Sakaralite tip: leave the cauliflower, onions, and potatoes pretty chunky for roasting
 
2 heads cauliflower, core removed and chopped into rough florets
2 lg Vidalia onions, chopped into 2-inch pieces
4 sm-med yukon gold potatoes, chopped into 1-2 inch pieces
3 sprigs fresh rosemary, minced
4 tbsp olive oil
sea salt + pepper
1 lemon, halved, plus 1 more for after pureeing
4 cups vegetable broth
3 or so cups water
 
Preheat your oven to 400ºF.
Spread the cauliflower, onions, and potatoes onto a couple baking sheets, and divide the rosemary and olive oil between the two. Sprinkle with sea salt and cracked black pepper, and give it a toss.
Roast the vegetables for about an hour, tossing everything a few times along the way to promote even browning.
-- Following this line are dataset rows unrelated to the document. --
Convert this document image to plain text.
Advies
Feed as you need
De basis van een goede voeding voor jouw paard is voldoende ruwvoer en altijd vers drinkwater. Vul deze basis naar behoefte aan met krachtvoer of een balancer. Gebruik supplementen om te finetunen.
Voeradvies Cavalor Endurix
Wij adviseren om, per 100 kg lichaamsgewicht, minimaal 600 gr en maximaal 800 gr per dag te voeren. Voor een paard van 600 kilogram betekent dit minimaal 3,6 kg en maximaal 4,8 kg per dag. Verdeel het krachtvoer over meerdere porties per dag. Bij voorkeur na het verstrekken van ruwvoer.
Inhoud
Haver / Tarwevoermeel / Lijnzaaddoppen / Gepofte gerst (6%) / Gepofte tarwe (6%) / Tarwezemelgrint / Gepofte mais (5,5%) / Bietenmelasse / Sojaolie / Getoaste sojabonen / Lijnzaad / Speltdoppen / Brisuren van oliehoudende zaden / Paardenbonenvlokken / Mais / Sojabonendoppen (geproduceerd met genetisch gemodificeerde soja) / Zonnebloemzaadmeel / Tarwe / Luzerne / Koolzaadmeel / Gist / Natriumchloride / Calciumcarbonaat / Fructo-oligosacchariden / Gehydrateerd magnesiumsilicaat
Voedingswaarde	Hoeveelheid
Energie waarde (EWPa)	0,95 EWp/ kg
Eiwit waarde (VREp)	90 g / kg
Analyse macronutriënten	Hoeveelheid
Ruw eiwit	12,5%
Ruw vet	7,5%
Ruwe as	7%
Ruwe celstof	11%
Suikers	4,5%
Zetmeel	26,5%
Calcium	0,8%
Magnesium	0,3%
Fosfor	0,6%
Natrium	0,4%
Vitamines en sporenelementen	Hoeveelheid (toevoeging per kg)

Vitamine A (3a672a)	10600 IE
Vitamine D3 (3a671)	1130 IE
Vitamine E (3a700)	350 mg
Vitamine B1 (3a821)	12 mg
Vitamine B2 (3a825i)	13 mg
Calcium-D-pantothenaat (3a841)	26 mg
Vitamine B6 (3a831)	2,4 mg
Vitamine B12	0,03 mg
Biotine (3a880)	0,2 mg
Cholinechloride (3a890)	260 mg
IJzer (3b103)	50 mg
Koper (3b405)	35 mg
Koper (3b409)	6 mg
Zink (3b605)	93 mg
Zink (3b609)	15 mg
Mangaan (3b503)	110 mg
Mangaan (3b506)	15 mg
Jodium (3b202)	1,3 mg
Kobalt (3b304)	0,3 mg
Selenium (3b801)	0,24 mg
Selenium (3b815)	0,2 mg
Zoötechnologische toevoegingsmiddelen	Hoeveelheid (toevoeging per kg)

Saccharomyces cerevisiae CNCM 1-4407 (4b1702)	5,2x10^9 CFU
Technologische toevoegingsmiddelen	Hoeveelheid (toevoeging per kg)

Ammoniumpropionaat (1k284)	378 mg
When everything is nice and caramelized, remove from the oven, and squeeze your lemon halves over the top, dropping the lemon rinds themselves onto the hot pans afterwards. Scrape up all the brown bits from the bottom of your pans while you spread the lemon juice around.
Throw everything into a big soup pot and add your broth. Using an immersion blender (or let cool slightly for a regular blender), puree the soup, adding water along the way until you reach your desired consistency. Leave it slightly chunky for some good texture (no baby food here). Stir in the juice of an additional lemon (we LOVE lemon, so maybe start with half, or none at all), taste for seasoning, and pour yourself a bowl of loving comfort!